Environmental, Economic and Policy Aspects of Biofuels provides a timely summary of the current issues contributing to the policy debates on this emerging and important topic. The authors make several key conclusions: Biofuels are diverse and evolving. The next generation of biofuels has the potential to provide improved net benefits but requires significant technological breakthroughs. Greenhouse gas (GHG) benefits vary significantly across various types of biofuels and are dependent on market conditions and policy situation.

While biofuel improves the welfare of gasoline consumers and food producers, it has a significant negative affect on food consumers, especially the poor.

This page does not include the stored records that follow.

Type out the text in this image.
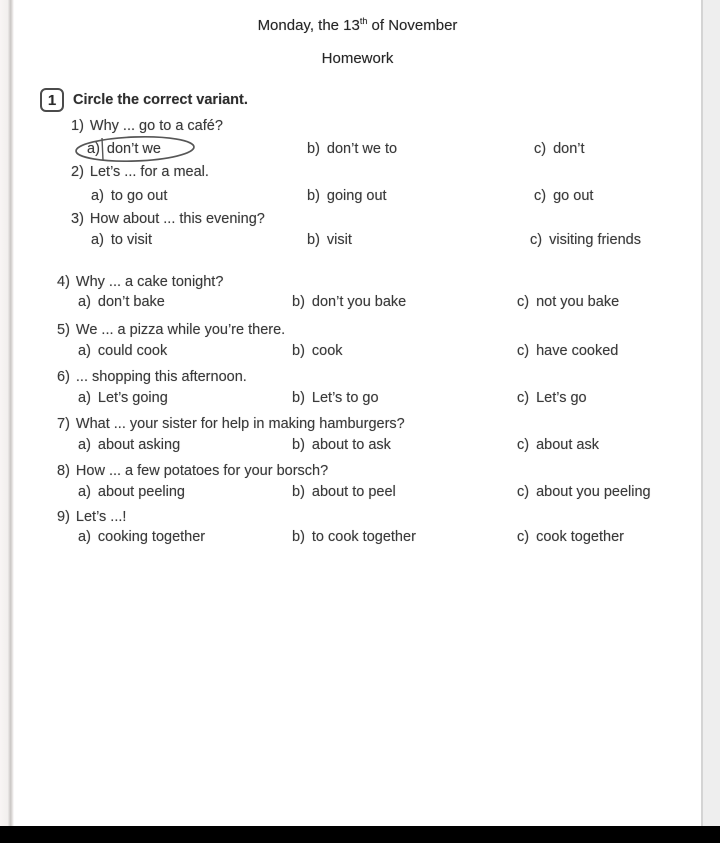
Monday, the 13th of November
Homework
1	Circle the correct variant.
1) Why ... go to a café?
a) don’t we	b) don’t we to	c) don’t
2) Let’s ... for a meal.
a) to go out	b) going out	c) go out
3) How about ... this evening?
a) to visit	b) visit	c) visiting friends
4) Why ... a cake tonight?
a) don’t bake	b) don’t you bake	c) not you bake
5) We ... a pizza while you’re there.
a) could cook	b) cook	c) have cooked
6) ... shopping this afternoon.
a) Let’s going	b) Let’s to go	c) Let’s go
7) What ... your sister for help in making hamburgers?
a) about asking	b) about to ask	c) about ask
8) How ... a few potatoes for your borsch?
a) about peeling	b) about to peel	c) about you peeling
9) Let’s ...!
a) cooking together	b) to cook together	c) cook together
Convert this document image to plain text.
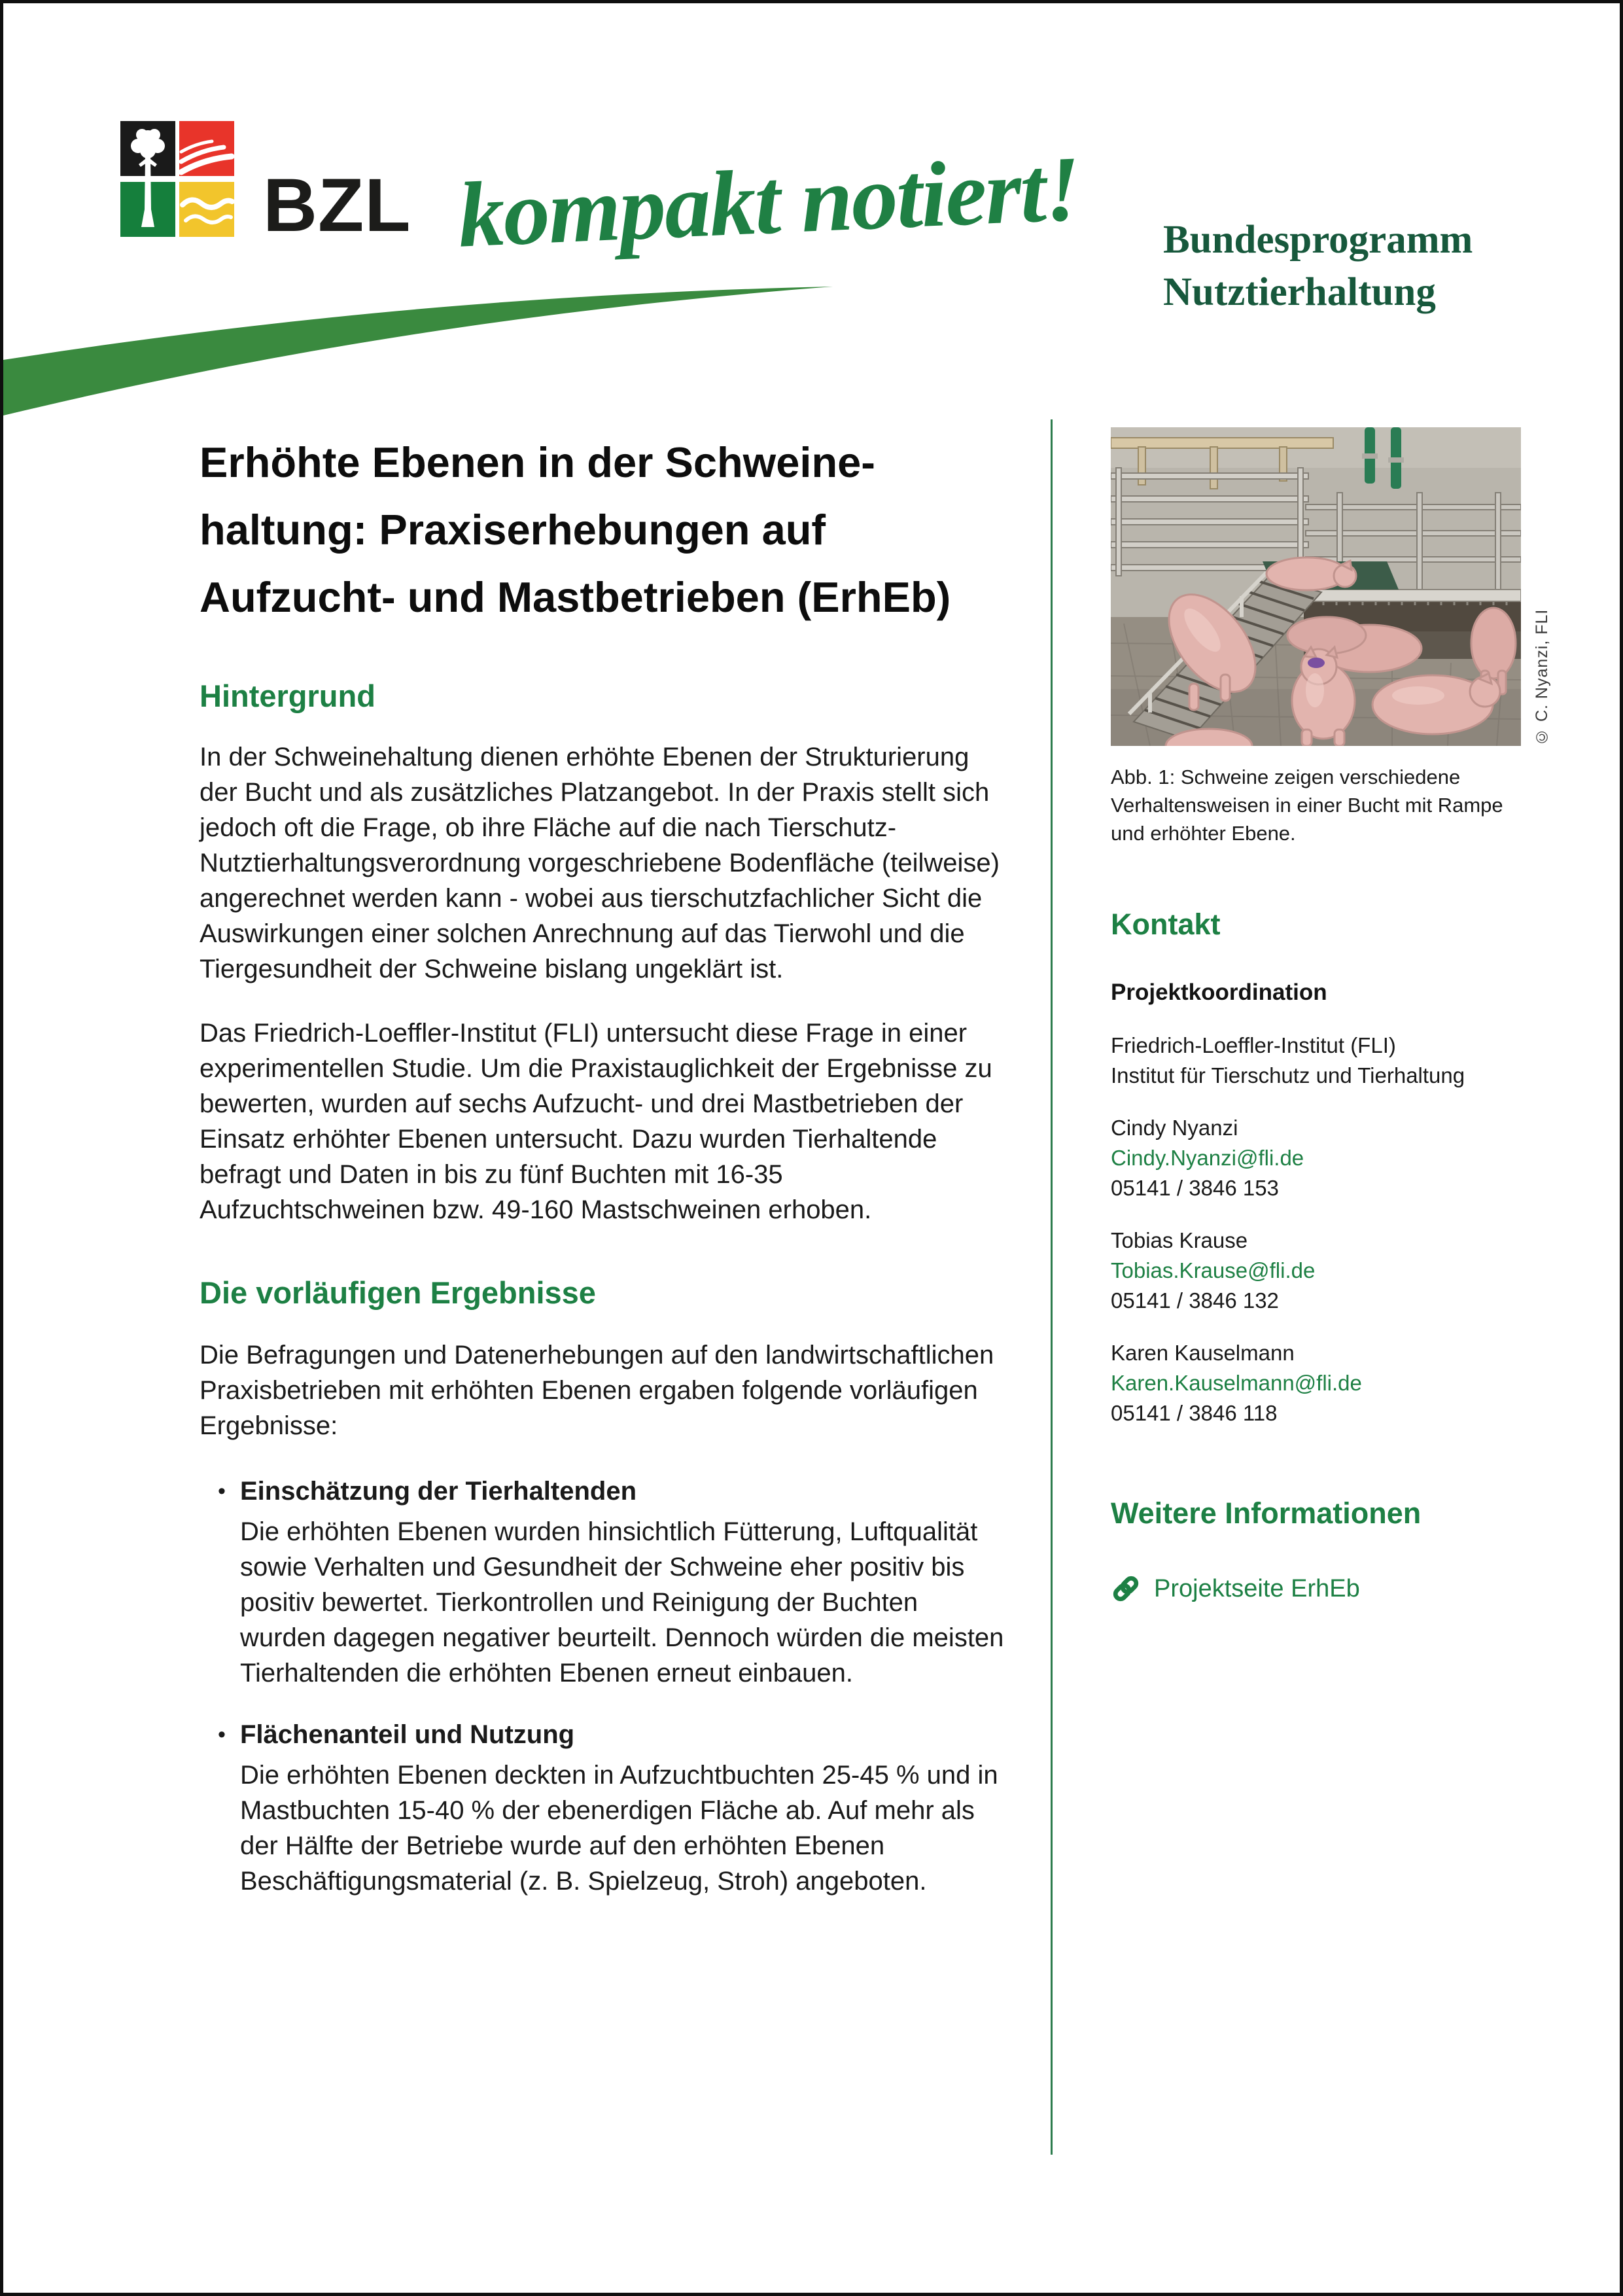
BZL kompakt notiert! Bundesprogramm
Nutztierhaltung
Erhöhte Ebenen in der Schweine-
haltung: Praxiserhebungen auf
Aufzucht- und Mastbetrieben (ErhEb)
Hintergrund
In der Schweinehaltung dienen erhöhte Ebenen der Strukturierung der Bucht und als zusätzliches Platzangebot. In der Praxis stellt sich jedoch oft die Frage, ob ihre Fläche auf die nach Tierschutz-Nutztierhaltungsverordnung vorgeschriebene Bodenfläche (teilweise) angerechnet werden kann - wobei aus tierschutzfachlicher Sicht die Auswirkungen einer solchen Anrechnung auf das Tierwohl und die Tiergesundheit der Schweine bislang ungeklärt ist.
Das Friedrich-Loeffler-Institut (FLI) untersucht diese Frage in einer experimentellen Studie. Um die Praxistauglichkeit der Ergebnisse zu bewerten, wurden auf sechs Aufzucht- und drei Mastbetrieben der Einsatz erhöhter Ebenen untersucht. Dazu wurden Tierhaltende befragt und Daten in bis zu fünf Buchten mit 16-35 Aufzuchtschweinen bzw. 49-160 Mastschweinen erhoben.
Die vorläufigen Ergebnisse
Die Befragungen und Datenerhebungen auf den landwirtschaftlichen Praxisbetrieben mit erhöhten Ebenen ergaben folgende vorläufigen Ergebnisse:
• Einschätzung der Tierhaltenden
Die erhöhten Ebenen wurden hinsichtlich Fütterung, Luftqualität sowie Verhalten und Gesundheit der Schweine eher positiv bis positiv bewertet. Tierkontrollen und Reinigung der Buchten wurden dagegen negativer beurteilt. Dennoch würden die meisten Tierhaltenden die erhöhten Ebenen erneut einbauen.
• Flächenanteil und Nutzung
Die erhöhten Ebenen deckten in Aufzuchtbuchten 25-45 % und in Mastbuchten 15-40 % der ebenerdigen Fläche ab. Auf mehr als der Hälfte der Betriebe wurde auf den erhöhten Ebenen Beschäftigungsmaterial (z. B. Spielzeug, Stroh) angeboten.
Abb. 1: Schweine zeigen verschiedene Verhaltensweisen in einer Bucht mit Rampe und erhöhter Ebene.
Kontakt
Projektkoordination
Friedrich-Loeffler-Institut (FLI)
Institut für Tierschutz und Tierhaltung
Cindy Nyanzi
Cindy.Nyanzi@fli.de
05141 / 3846 153
Tobias Krause
Tobias.Krause@fli.de
05141 / 3846 132
Karen Kauselmann
Karen.Kauselmann@fli.de
05141 / 3846 118
Weitere Informationen
Projektseite ErhEb
© C. Nyanzi, FLI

A diverse set of policies, which have been introduced or proposed, impact biofuels directly including subsidies, mandates, and regulation of carbon content of fuels. However, current policies do not provide incentives that align private and social welfare. Much of the impact assessments of biofuels thus far are ex-ante estimates based on either optimization or equilibrium models. There is a lack of ex-post econometric analysis of the marginal impact of biofuels and biofuel policies on the economy. And the structural relationships between agriculture, the energy sector, and the environment in the context of biofuels have hardly been studied.

The biofuel policy debate is likely to be an ongoing one in the near future and Environmental, Economic and Policy Aspects of Biofuels should be required reading for anyone interested in understanding this diverse and growing literature.